Domenica 1 ottobre tutti i cristiani della parrocchia di Rosciano si sono riuniti per celebrare il rito della Dedicazione della chiesa e dell’altare. Il vescovo Andrea, che presiedeva, ha fatto subito capire a tutti la particolarità e la grandezza del momento: dedicare un edificio-chiesa a Dio significa consegnare alle mani di Dio una comunità, ma significa anche avere un luogo nel quale verificare l’autenticità della Chiesa.
Anche la presenza di diversi presbiteri, tra cui don Stefano e il diacono Marco, che tra pochi giorni verrà ordinato al Presbiterato, e di alcuni monaci di Montegiove, testimoniava l’importanza del momento.
Dedicazione. Il giorno della Dedicazione, infatti, entra nella storia della comunità di Rosciano, visto che questo giorno sarà, da quest’anno in poi, una solennità per quella Comunità parrocchiale.
Cosa significa questo Rito? È una celebrazione della Messa nella quale, con dei segni molto particolari, si vuole riscoprire nella chiesa-edificio il mistero della Chiesa fatta di noi cristiani e nell’altare quello che è il mistero di Cristo, fondamento della comunità.
Una delle novità che più hanno fatto e continuano a fare scalpore nella proposta cristiana è che la salvezza è stata realizzata da Gesù fuori del luogo considerato sacro. L’ultima cena e soprattutto la sua morte e resurrezione sono avvenute in una città certamente speciale ma in una semplice casa o addirittura fuori delle mura della città santa. Per dirla con le parole del vescovo Andrea, il perimetro del luogo dell’incontro con Dio si modifica.
Questo perché ormai è Gesù stesso il tempio vero e perfetto della nuova alleanza ed è Lui che raccoglie in unità il popolo che si è acquistato a prezzo del suo sangue.
Chiesa. La Chiesa fatta di persone e la chiesa fatta di mattoni non sono due realtà in contrapposizione tra loro. Anzi nella chiesa di mattoni la Comunità può specchiare se stessa e riscoprire la propria identità, la propria vocazione e la propria missione. Ecco perché anche il luogo nel quale la comunità si raduna si chiama “chiesa” e ad esso si presta una speciale attenzione. Ecco perché la chiesa viene “dedicata” (una volta si diceva consacrata) a Dio. Si legge nei documenti della Chiesa che questo rito «è giustamente annoverato tra le azioni liturgiche più solenni».
Riunirsi, fare memoria del battesimo che ci ha fatto diventare cristiani, la Parola di Dio che ci ha fatto incontrare quello che Dio ha operato tra gli uomini, sono stati i momenti iniziali del rito.
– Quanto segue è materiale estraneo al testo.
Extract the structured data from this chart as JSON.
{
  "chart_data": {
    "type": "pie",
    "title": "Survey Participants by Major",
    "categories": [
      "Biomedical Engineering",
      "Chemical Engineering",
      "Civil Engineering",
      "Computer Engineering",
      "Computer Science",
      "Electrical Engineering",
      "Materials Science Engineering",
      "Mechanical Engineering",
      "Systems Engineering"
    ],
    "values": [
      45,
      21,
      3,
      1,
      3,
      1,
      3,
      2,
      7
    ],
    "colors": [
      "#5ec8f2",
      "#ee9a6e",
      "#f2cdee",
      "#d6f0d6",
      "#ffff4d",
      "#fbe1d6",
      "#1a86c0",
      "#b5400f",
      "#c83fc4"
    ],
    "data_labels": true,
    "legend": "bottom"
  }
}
Poi, dopo aver invocato i santi, la grande preghiera di dedicazione. Un testo meraviglioso che, dopo aver ricordato come Dio ha creato la Chiesa, con quali caratteristiche e scopi, invoca da Dio lo Spirito perché possiamo essere oggi la Sua comunità, fedele al Suo progetto, al servizio del Suo sogno di salvezza per tutta l’umanità:
«Questo luogo è segno del mistero della Chiesa … qui la santa assemblea celebri il memoriale della Pasqua e si nutra al banchetto della parola e del corpo di Cristo.
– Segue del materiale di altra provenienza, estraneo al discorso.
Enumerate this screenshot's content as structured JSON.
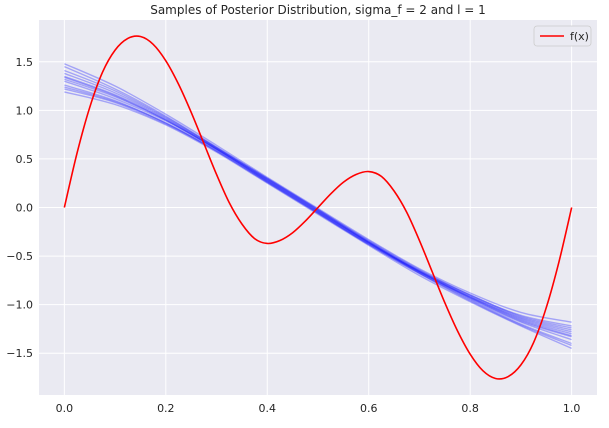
{
  "chart_data": {
    "type": "line",
    "title": "Samples of Posterior Distribution, sigma_f = 2 and l = 1",
    "xlabel": "",
    "ylabel": "",
    "xlim": [
      -0.05,
      1.05
    ],
    "ylim": [
      -1.93,
      1.93
    ],
    "x_ticks": [
      0.0,
      0.2,
      0.4,
      0.6,
      0.8,
      1.0
    ],
    "x_tick_labels": [
      "0.0",
      "0.2",
      "0.4",
      "0.6",
      "0.8",
      "1.0"
    ],
    "y_ticks": [
      1.5,
      1.0,
      0.5,
      0.0,
      -0.5,
      -1.0,
      -1.5
    ],
    "y_tick_labels": [
      "1.5",
      "1.0",
      "0.5",
      "0.0",
      "−0.5",
      "−1.0",
      "−1.5"
    ],
    "grid": true,
    "legend": {
      "position": "top-right",
      "entries": [
        {
          "label": "f(x)",
          "color": "#ff0000"
        }
      ]
    },
    "series": [
      {
        "name": "f(x)",
        "color": "#ff0000",
        "x": [
          0.0,
          0.025,
          0.05,
          0.075,
          0.1,
          0.125,
          0.15,
          0.175,
          0.2,
          0.225,
          0.25,
          0.275,
          0.3,
          0.325,
          0.35,
          0.375,
          0.4,
          0.425,
          0.45,
          0.475,
          0.5,
          0.525,
          0.55,
          0.575,
          0.6,
          0.625,
          0.65,
          0.675,
          0.7,
          0.725,
          0.75,
          0.775,
          0.8,
          0.825,
          0.85,
          0.875,
          0.9,
          0.925,
          0.95,
          0.975,
          1.0
        ],
        "y": [
          0.0,
          0.56,
          1.03,
          1.39,
          1.62,
          1.74,
          1.76,
          1.68,
          1.51,
          1.27,
          0.98,
          0.66,
          0.34,
          0.05,
          -0.17,
          -0.32,
          -0.37,
          -0.34,
          -0.26,
          -0.14,
          0.0,
          0.14,
          0.26,
          0.34,
          0.37,
          0.32,
          0.17,
          -0.05,
          -0.34,
          -0.66,
          -0.98,
          -1.27,
          -1.51,
          -1.68,
          -1.76,
          -1.74,
          -1.62,
          -1.39,
          -1.03,
          -0.56,
          0.0
        ]
      },
      {
        "name": "",
        "color": "#0000ff",
        "x": [
          0.0,
          0.1,
          0.2,
          0.3,
          0.4,
          0.5,
          0.6,
          0.7,
          0.8,
          0.9,
          1.0
        ],
        "y": [
          1.32,
          1.14,
          0.9,
          0.6,
          0.28,
          -0.04,
          -0.36,
          -0.66,
          -0.92,
          -1.15,
          -1.3
        ]
      },
      {
        "name": "",
        "color": "#0000ff",
        "x": [
          0.0,
          0.1,
          0.2,
          0.3,
          0.4,
          0.5,
          0.6,
          0.7,
          0.8,
          0.9,
          1.0
        ],
        "y": [
          1.45,
          1.22,
          0.94,
          0.62,
          0.3,
          -0.02,
          -0.34,
          -0.64,
          -0.9,
          -1.11,
          -1.22
        ]
      },
      {
        "name": "",
        "color": "#0000ff",
        "x": [
          0.0,
          0.1,
          0.2,
          0.3,
          0.4,
          0.5,
          0.6,
          0.7,
          0.8,
          0.9,
          1.0
        ],
        "y": [
          1.22,
          1.08,
          0.86,
          0.58,
          0.26,
          -0.06,
          -0.38,
          -0.68,
          -0.95,
          -1.2,
          -1.4
        ]
      },
      {
        "name": "",
        "color": "#0000ff",
        "x": [
          0.0,
          0.1,
          0.2,
          0.3,
          0.4,
          0.5,
          0.6,
          0.7,
          0.8,
          0.9,
          1.0
        ],
        "y": [
          1.38,
          1.18,
          0.92,
          0.61,
          0.29,
          -0.03,
          -0.35,
          -0.65,
          -0.91,
          -1.13,
          -1.26
        ]
      },
      {
        "name": "",
        "color": "#0000ff",
        "x": [
          0.0,
          0.1,
          0.2,
          0.3,
          0.4,
          0.5,
          0.6,
          0.7,
          0.8,
          0.9,
          1.0
        ],
        "y": [
          1.26,
          1.1,
          0.87,
          0.59,
          0.27,
          -0.05,
          -0.37,
          -0.67,
          -0.94,
          -1.18,
          -1.36
        ]
      },
      {
        "name": "",
        "color": "#0000ff",
        "x": [
          0.0,
          0.1,
          0.2,
          0.3,
          0.4,
          0.5,
          0.6,
          0.7,
          0.8,
          0.9,
          1.0
        ],
        "y": [
          1.48,
          1.25,
          0.96,
          0.64,
          0.31,
          -0.01,
          -0.33,
          -0.63,
          -0.88,
          -1.08,
          -1.18
        ]
      },
      {
        "name": "",
        "color": "#0000ff",
        "x": [
          0.0,
          0.1,
          0.2,
          0.3,
          0.4,
          0.5,
          0.6,
          0.7,
          0.8,
          0.9,
          1.0
        ],
        "y": [
          1.19,
          1.06,
          0.85,
          0.57,
          0.25,
          -0.07,
          -0.39,
          -0.7,
          -0.97,
          -1.22,
          -1.45
        ]
      },
      {
        "name": "",
        "color": "#0000ff",
        "x": [
          0.0,
          0.1,
          0.2,
          0.3,
          0.4,
          0.5,
          0.6,
          0.7,
          0.8,
          0.9,
          1.0
        ],
        "y": [
          1.35,
          1.16,
          0.91,
          0.61,
          0.29,
          -0.03,
          -0.36,
          -0.66,
          -0.93,
          -1.17,
          -1.33
        ]
      },
      {
        "name": "",
        "color": "#0000ff",
        "x": [
          0.0,
          0.1,
          0.2,
          0.3,
          0.4,
          0.5,
          0.6,
          0.7,
          0.8,
          0.9,
          1.0
        ],
        "y": [
          1.3,
          1.12,
          0.89,
          0.6,
          0.27,
          -0.05,
          -0.37,
          -0.66,
          -0.92,
          -1.14,
          -1.28
        ]
      },
      {
        "name": "",
        "color": "#0000ff",
        "x": [
          0.0,
          0.1,
          0.2,
          0.3,
          0.4,
          0.5,
          0.6,
          0.7,
          0.8,
          0.9,
          1.0
        ],
        "y": [
          1.41,
          1.2,
          0.93,
          0.62,
          0.3,
          -0.02,
          -0.35,
          -0.65,
          -0.9,
          -1.12,
          -1.24
        ]
      },
      {
        "name": "",
        "color": "#0000ff",
        "x": [
          0.0,
          0.1,
          0.2,
          0.3,
          0.4,
          0.5,
          0.6,
          0.7,
          0.8,
          0.9,
          1.0
        ],
        "y": [
          1.24,
          1.09,
          0.87,
          0.58,
          0.26,
          -0.06,
          -0.38,
          -0.68,
          -0.96,
          -1.21,
          -1.42
        ]
      },
      {
        "name": "",
        "color": "#0000ff",
        "x": [
          0.0,
          0.1,
          0.2,
          0.3,
          0.4,
          0.5,
          0.6,
          0.7,
          0.8,
          0.9,
          1.0
        ],
        "y": [
          1.34,
          1.15,
          0.9,
          0.6,
          0.28,
          -0.04,
          -0.36,
          -0.67,
          -0.93,
          -1.16,
          -1.32
        ]
      }
    ]
  }
}
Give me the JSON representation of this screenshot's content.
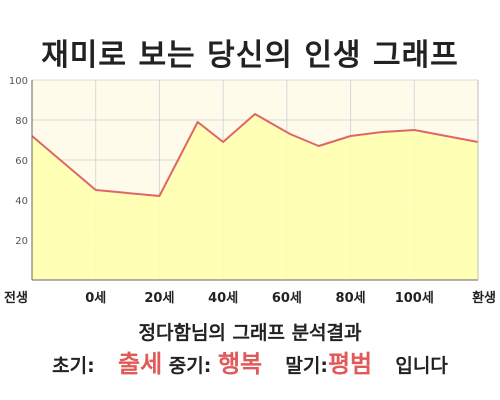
{
  "title": "재미로 보는 당신의 인생 그래프",
  "chart_data": {
    "type": "area",
    "title": "",
    "xlabel": "",
    "ylabel": "",
    "ylim": [
      0,
      100
    ],
    "yticks": [
      20,
      40,
      60,
      80,
      100
    ],
    "xticks": [
      "전생",
      "0세",
      "20세",
      "40세",
      "60세",
      "80세",
      "100세",
      "환생"
    ],
    "grid": true,
    "series": [
      {
        "x": [
          0,
          1,
          2,
          2.6,
          3,
          3.5,
          4.05,
          4.5,
          5,
          5.5,
          6,
          7
        ],
        "values": [
          72,
          45,
          42,
          79,
          69,
          83,
          73,
          67,
          72,
          74,
          75,
          69
        ]
      }
    ],
    "colors": {
      "line": "#e06666",
      "fill": "#ffffb0",
      "plot_bg": "#fffbea",
      "grid": "#d8d8d8"
    }
  },
  "result": {
    "title": "정다함님의 그래프 분석결과",
    "early_label": "초기:",
    "early_value": "출세",
    "middle_label": "중기:",
    "middle_value": "행복",
    "late_label": "말기:",
    "late_value": "평범",
    "suffix": "입니다"
  }
}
Qui lieta risuoni la liturgia di lode … qui il povero trovi misericordia … e ogni uomo goda della dignità dei tuoi figli».
Poi l’unzione dell’altare con il crisma perché l’altare è il segno di Cristo, il consacrato di Dio, l’incenso che sale a Dio come la nostra preghiera e manifesta la nostra dignità di figli di Dio, la tovaglia, i fiori e la luce e così l’altare è pronto per ricevere il pane ed il vino per l’eucaristia. Così si è giunti al culmine: noi, grazie all’eucaristia, diventiamo il Corpo di Cristo che è la Chiesa.
Un segno resta permanente di questa dedicazione: le 12 croci alle pareti, che, simbolo dei 12 Apostoli, ci fanno sentire parte della grande Chiesa apostolica.